Jennie Granger, Director General for Enforcement and Compliance, HMRC, said:

“Tax avoiders are running out of options. People now have to pay upfront and dispute later. We are winning around 80% of avoidance cases that people litigate. And many more are settling before litigation.”

More than 25,000 notices to pay disputed tax have been issued by HMRC since August 2014. By the end of 2016, HMRC expect to have completed issuing around 64,000 bringing forward £5.5 billion in payments for the Exchequer by March 2020.

Accelerated Payments were introduced in the Finance Act 2014 and the National Insurance Contributions Act 2015. They apply where avoidance schemes are subject to the Disclosure of Tax Avoidance Schemes rules or the General Anti-Abuse Rule, or where they are similar to a scheme that has already been defeated in the courts.

Charities, making the most of tax reliefs

Monday, September 14th, 2015

There are now a number of ways that charities can encourage donations by promoting the various tax schemes available.

Over the last five years the government has brought in a range of changes to the tax system to make it simpler for charities to make the most of tax reliefs, so that more money can go to good causes.
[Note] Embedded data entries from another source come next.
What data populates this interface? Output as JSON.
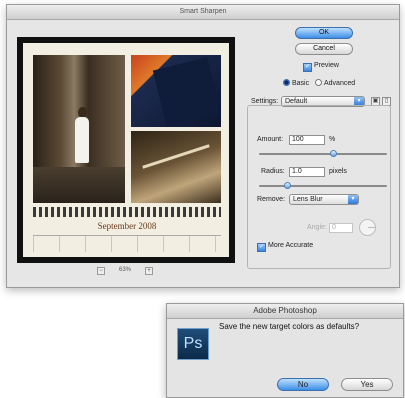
{
  "smart_sharpen": {
    "title": "Smart Sharpen",
    "ok_label": "OK",
    "cancel_label": "Cancel",
    "preview_label": "Preview",
    "preview_checked": true,
    "mode_basic_label": "Basic",
    "mode_advanced_label": "Advanced",
    "mode_selected": "Basic",
    "settings_label": "Settings:",
    "settings_value": "Default",
    "amount_label": "Amount:",
    "amount_value": "100",
    "amount_unit": "%",
    "radius_label": "Radius:",
    "radius_value": "1.0",
    "radius_unit": "pixels",
    "remove_label": "Remove:",
    "remove_value": "Lens Blur",
    "angle_label": "Angle:",
    "angle_value": "0",
    "more_accurate_label": "More Accurate",
    "more_accurate_checked": true,
    "zoom_value": "63%",
    "zoom_out_symbol": "−",
    "zoom_in_symbol": "+",
    "preview_image": {
      "calendar_title": "September 2008"
    }
  },
  "adobe_photoshop": {
    "title": "Adobe Photoshop",
    "icon_label": "Ps",
    "message": "Save the new target colors as defaults?",
    "no_label": "No",
    "yes_label": "Yes"
  },
  "icons": {
    "save_settings": "disk-icon",
    "delete_settings": "trash-icon",
    "angle_dial": "angle-dial-icon"
  },
  "colors": {
    "default_button": "#3d8ee6",
    "calendar_text": "#6a3a1a"
  }
}
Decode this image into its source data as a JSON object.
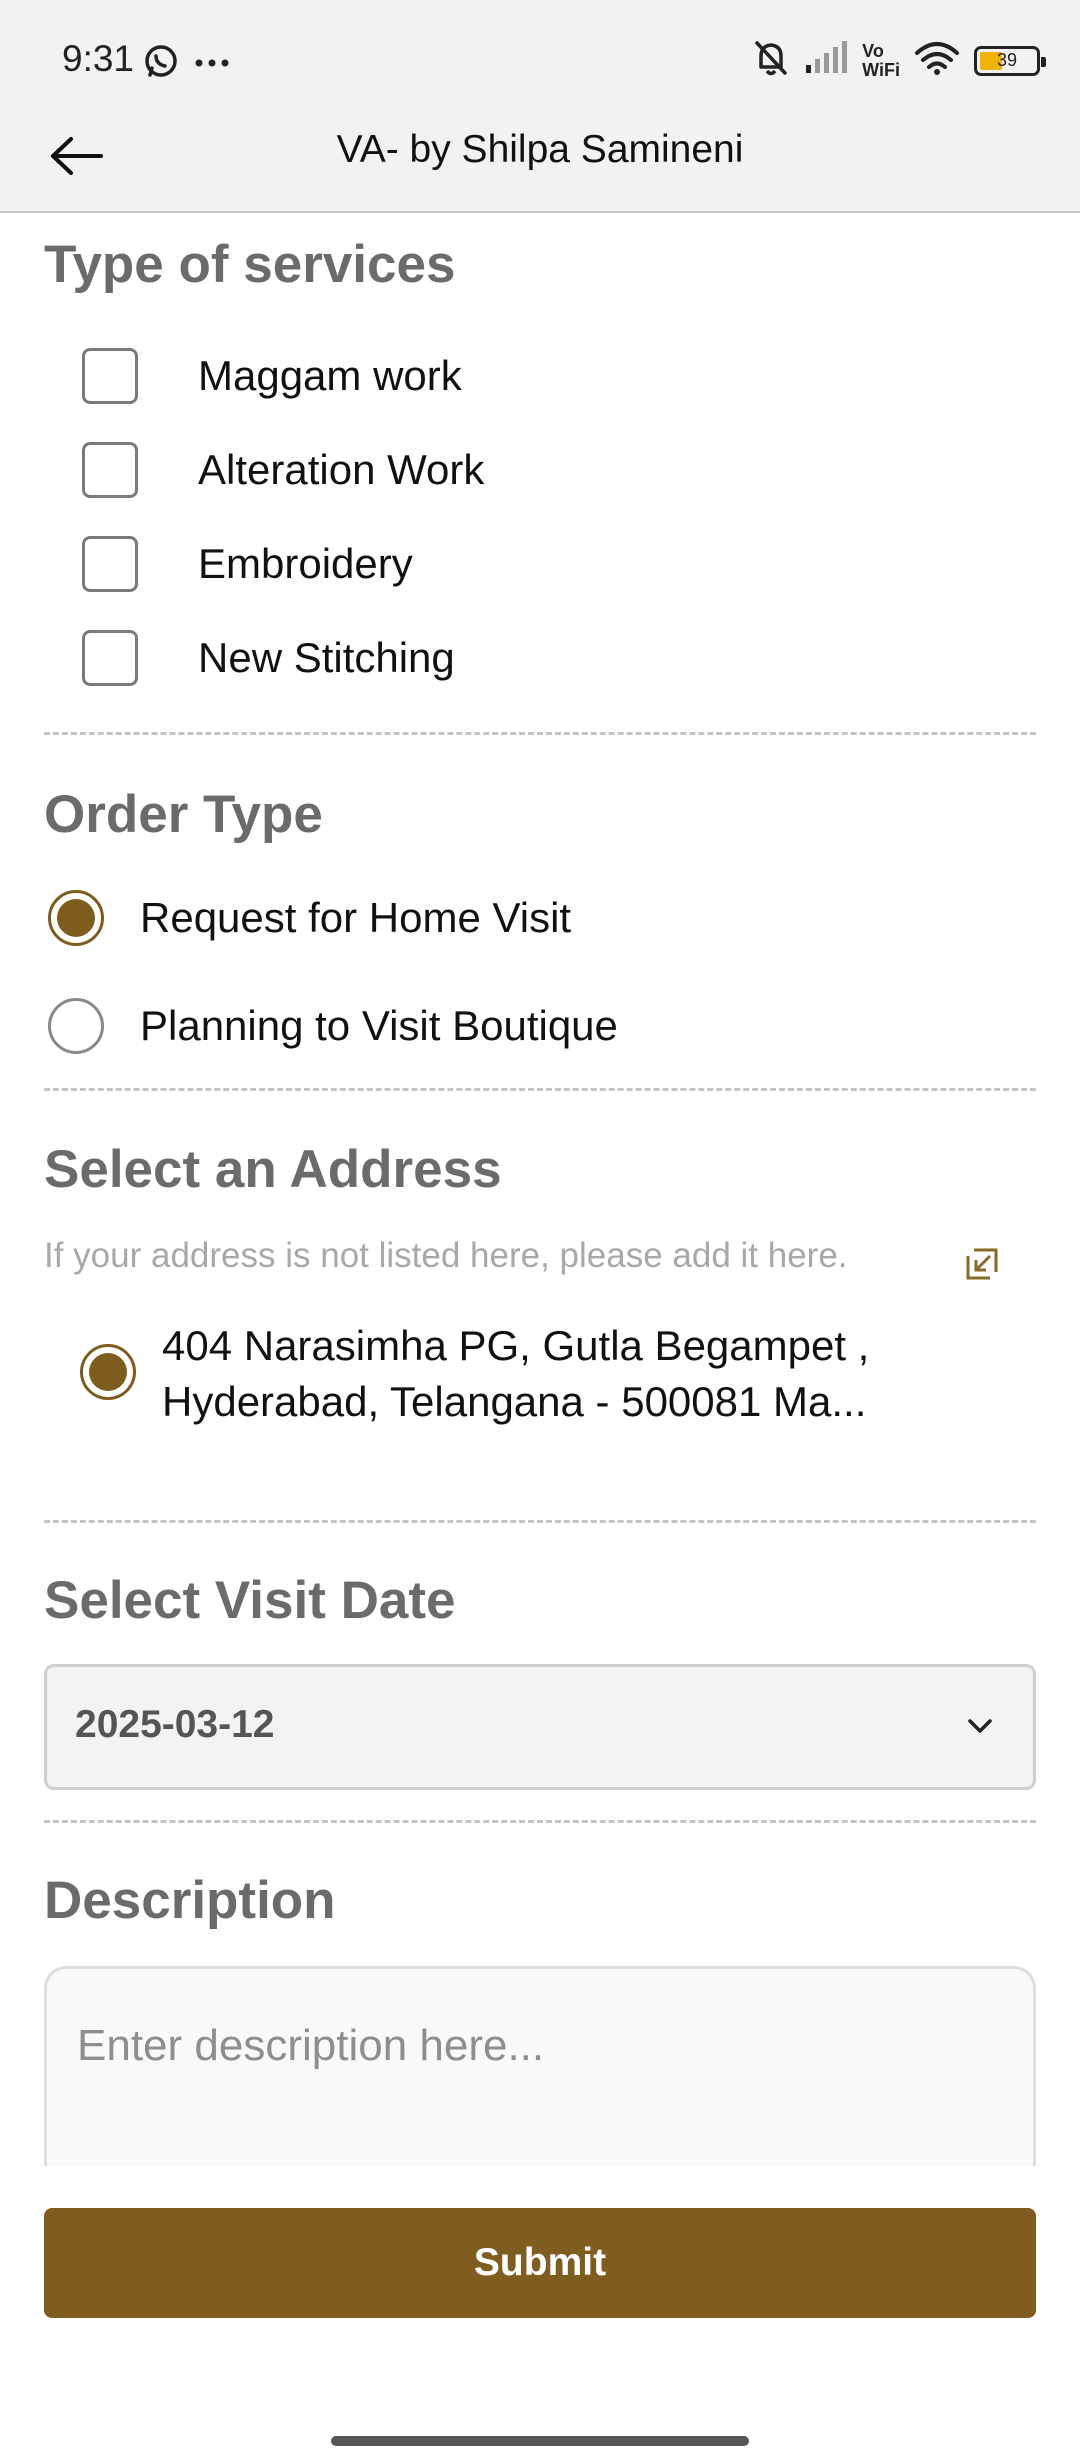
{
  "status_bar": {
    "time": "9:31",
    "icons": [
      "whatsapp-icon",
      "more-dots-icon",
      "bell-off-icon",
      "signal-icon",
      "vowifi-icon",
      "wifi-icon",
      "battery-icon"
    ],
    "vowifi_top": "Vo",
    "vowifi_bottom": "WiFi",
    "battery_level": "39"
  },
  "app_bar": {
    "title": "VA- by Shilpa Samineni",
    "back_icon": "arrow-left-icon"
  },
  "services": {
    "title": "Type of services",
    "options": [
      {
        "label": "Maggam work",
        "checked": false
      },
      {
        "label": "Alteration Work",
        "checked": false
      },
      {
        "label": "Embroidery",
        "checked": false
      },
      {
        "label": "New Stitching",
        "checked": false
      }
    ]
  },
  "order_type": {
    "title": "Order Type",
    "options": [
      {
        "label": "Request for Home Visit",
        "selected": true
      },
      {
        "label": "Planning to Visit Boutique",
        "selected": false
      }
    ]
  },
  "address": {
    "title": "Select an Address",
    "hint": "If your address is not listed here, please add it here.",
    "hint_icon": "open-external-icon",
    "line1": "404 Narasimha PG, Gutla Begampet ,",
    "line2": "Hyderabad, Telangana - 500081 Ma...",
    "selected": true
  },
  "visit_date": {
    "title": "Select Visit Date",
    "value": "2025-03-12",
    "icon": "chevron-down-icon"
  },
  "description": {
    "title": "Description",
    "placeholder": "Enter description here..."
  },
  "submit": {
    "label": "Submit"
  },
  "colors": {
    "accent": "#7e5d1e",
    "section_title": "#6b6b6b",
    "topbar_bg": "#f2f2f2"
  }
}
It’s now easier for charities to receive gift aid

Charities online, a system that helps charities to claim gift aid faster, was introduced in 2013. Instead of having to submit paper claims for tax reliefs through the post, charities can now submit them online.

Almost 95% of charities now use charities online to claim gift aid. The majority of claims are processed within five working days, down from around 15 days.

It’s now simpler for charities to receive government support on small donations

If someone donates a small amount of money to a charity – for example, by giving it to a charity vendor in a high street – it’s often not possible (or practical) for the donor to provide formal consent for gift aid to be claimed on that donation.

Through the gift aid small donations scheme charities can now claim a gift aid-style top-up on these small donations, up to a limit of £5,000 per year. This limit will increase to £8,000 per year from April 2016.

An outreach team now helps charities claim tax relief

To date, HMRC’s outreach team has delivered face-to-face presentations to over 650 represented charities to spread awareness, increase take-up, and help charities to successfully claim tax relief.

Works of art donated to the nation now receive tax relief

The cultural gifts scheme was introduced in 2013 and allows taxpayers to pay a tax bill by donating eligible works of art to the nation.

People donating to charity in their will can now benefit from a lower rate of inheritance tax

If people leave at least 10% of the net value of their estate (its worth, minus any debt, other liabilities and reliefs) to charity, then 36% inheritance tax can be paid instead of 40%. This was introduced in 2012.

Local amateur sports clubs can now claim gift aid on donations too

The government has amended the law so that local sports clubs registered as community amateur sports clubs can receive corporate gift aid, to help these clubs to benefit their local communities.

A new tax relief has been created to encourage investment in social enterprises

The social investment tax relief scheme has been created to encourage people to invest in social enterprises, including charities.

Individuals making an eligible investment will be able to deduct 30% of the cost of that investment from their income tax liability.